Box 3: Guidelines for future studies on asthma and GOR
Precise definition of bronchial asthma
Demonstrate airway reactivity.
Demonstrate reversibility of airway constriction.
Use objective measures of pulmonary function for follow up.
Precise definition of GOR
24 hour oesophageal pH study using single or dual probes.
Calculate reflux index or other objective measures to assess severity of reflux.
Appropriate study design
Calculate sample size.
Design a placebo controlled randomised trial.
Preferably incorporate a crossover design.
Precise outcome measures
Use objective parameters to assess changes in status of asthma and GOR.
Use multiple parameters to study change in asthma status including symptom score, pulmonary function, and change in medication.
Long term follow up
Follow up should ideally include serial monitoring of asthma control parameters and reflux; preferably these should be documented after discontinuation of reflux therapy also.
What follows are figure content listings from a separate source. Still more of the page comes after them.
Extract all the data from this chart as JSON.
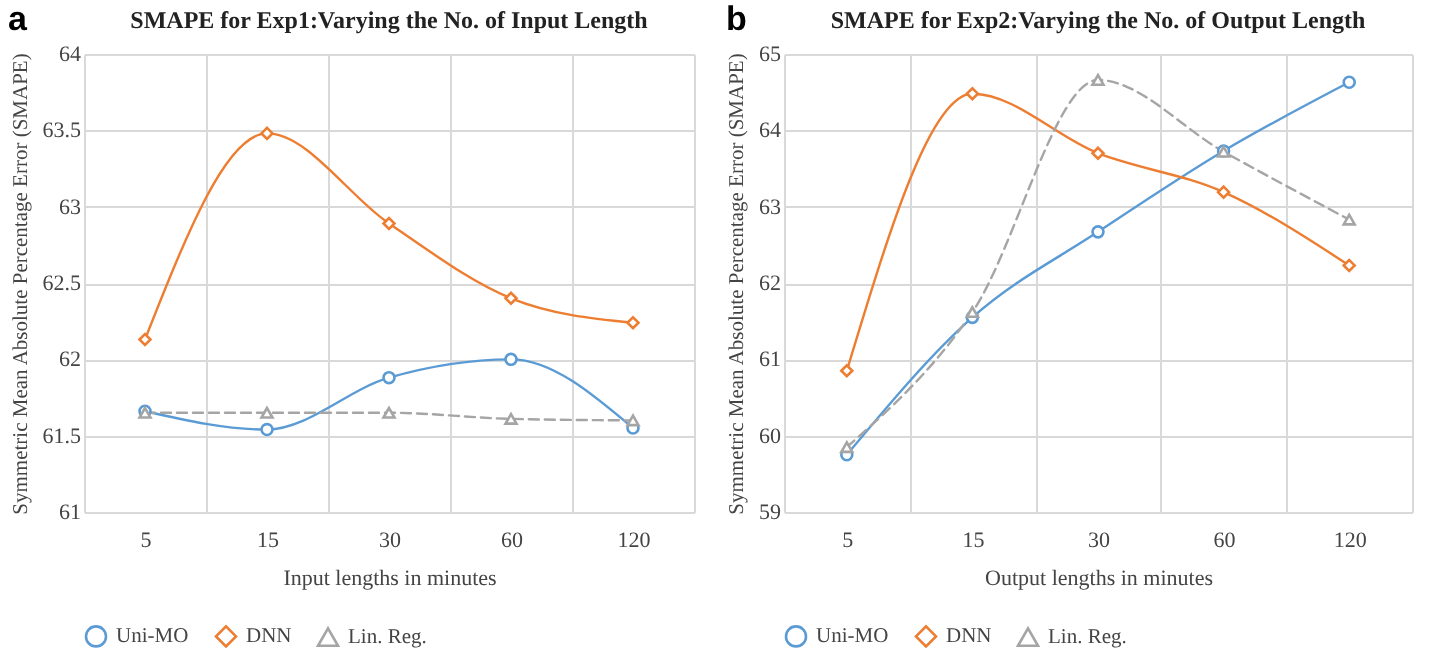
{
  "chart_data": [
    {
      "type": "line",
      "title": "SMAPE for Exp1:Varying the No. of Input Length",
      "xlabel": "Input lengths in minutes",
      "ylabel": "Symmetric Mean Absolute Percentage Error (SMAPE)",
      "annotations": [
        "a"
      ],
      "categories": [
        "5",
        "15",
        "30",
        "60",
        "120"
      ],
      "ylim": [
        61,
        64
      ],
      "yticks": [
        61,
        61.5,
        62,
        62.5,
        63,
        63.5,
        64
      ],
      "grid": true,
      "legend": "bottom",
      "series": [
        {
          "name": "Uni-MO",
          "color": "#5b9bd5",
          "marker": "circle",
          "line_style": "solid",
          "values": [
            61.66,
            61.54,
            61.88,
            62.0,
            61.55
          ]
        },
        {
          "name": "DNN",
          "color": "#ed7d31",
          "marker": "diamond",
          "line_style": "solid",
          "values": [
            62.13,
            63.48,
            62.89,
            62.4,
            62.24
          ]
        },
        {
          "name": "Lin. Reg.",
          "color": "#a5a5a5",
          "marker": "triangle",
          "line_style": "dashed",
          "values": [
            61.65,
            61.65,
            61.65,
            61.61,
            61.6
          ]
        }
      ]
    },
    {
      "type": "line",
      "title": "SMAPE for Exp2:Varying the No. of Output Length",
      "xlabel": "Output lengths in minutes",
      "ylabel": "Symmetric Mean Absolute Percentage Error (SMAPE)",
      "annotations": [
        "b"
      ],
      "categories": [
        "5",
        "15",
        "30",
        "60",
        "120"
      ],
      "ylim": [
        59,
        65
      ],
      "yticks": [
        59,
        60,
        61,
        62,
        63,
        64,
        65
      ],
      "grid": true,
      "legend": "bottom",
      "series": [
        {
          "name": "Uni-MO",
          "color": "#5b9bd5",
          "marker": "circle",
          "line_style": "solid",
          "values": [
            59.75,
            61.55,
            62.67,
            63.73,
            64.63
          ]
        },
        {
          "name": "DNN",
          "color": "#ed7d31",
          "marker": "diamond",
          "line_style": "solid",
          "values": [
            60.85,
            64.48,
            63.7,
            63.19,
            62.23
          ]
        },
        {
          "name": "Lin. Reg.",
          "color": "#a5a5a5",
          "marker": "triangle",
          "line_style": "dashed",
          "values": [
            59.85,
            61.62,
            64.66,
            63.72,
            62.83
          ]
        }
      ]
    }
  ]
}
(1) Use of precise definitions
For asthma—Subjects recruited should have demonstrable reversibility of airway constriction or PEFR variability or objective pulmonary function parameters of asthma or documented airway hyper-responsiveness, before being labelled as having asthma.
For GOR—GOR must be diagnosed by a 24 hour pH study, preferably with documentation of reflux index, number of reflux episodes, percentage of time pH <4.0 during sleep, and correlation of pH changes with episodes of cough and exacerbation of asthma. The quality of pH study may be improved by simultaneous measurement of proximal and distal pH using dual probes and the measurement of PEFR and FEV1 during or immediately after a reflux episode.
(2) Appropriate study design
Future trials must not be undertaken in the absence of an appropriate sample size. They must be necessarily double blinded, placebo controlled randomised trials, preferably incorporating a crossover design.
(3) Outcome measures
These must be precise and always include one or more objective measurements in addition to changes in subjective aspects. It will be useful to measure GOR serially in patients during follow up and correlate changes with alterations in objective pulmonary measurements.
(4) Follow up
Future studies must be designed with a long term follow up including monitoring after discontinuation of reflux therapy, so that the effects of antireflux and antiasthma therapy on asthma control and GOR can be studied.
Although there is no dearth in the quantity of scientific literature suggesting a possible connection between asthma and GOR, the quality of many studies and the results and conclusions drawn need to be interpreted with caution. Currently, there is no evidence that treatment of GOR consistently improves outcome in bronchial asthma. Future trials need to be properly designed to address these issues.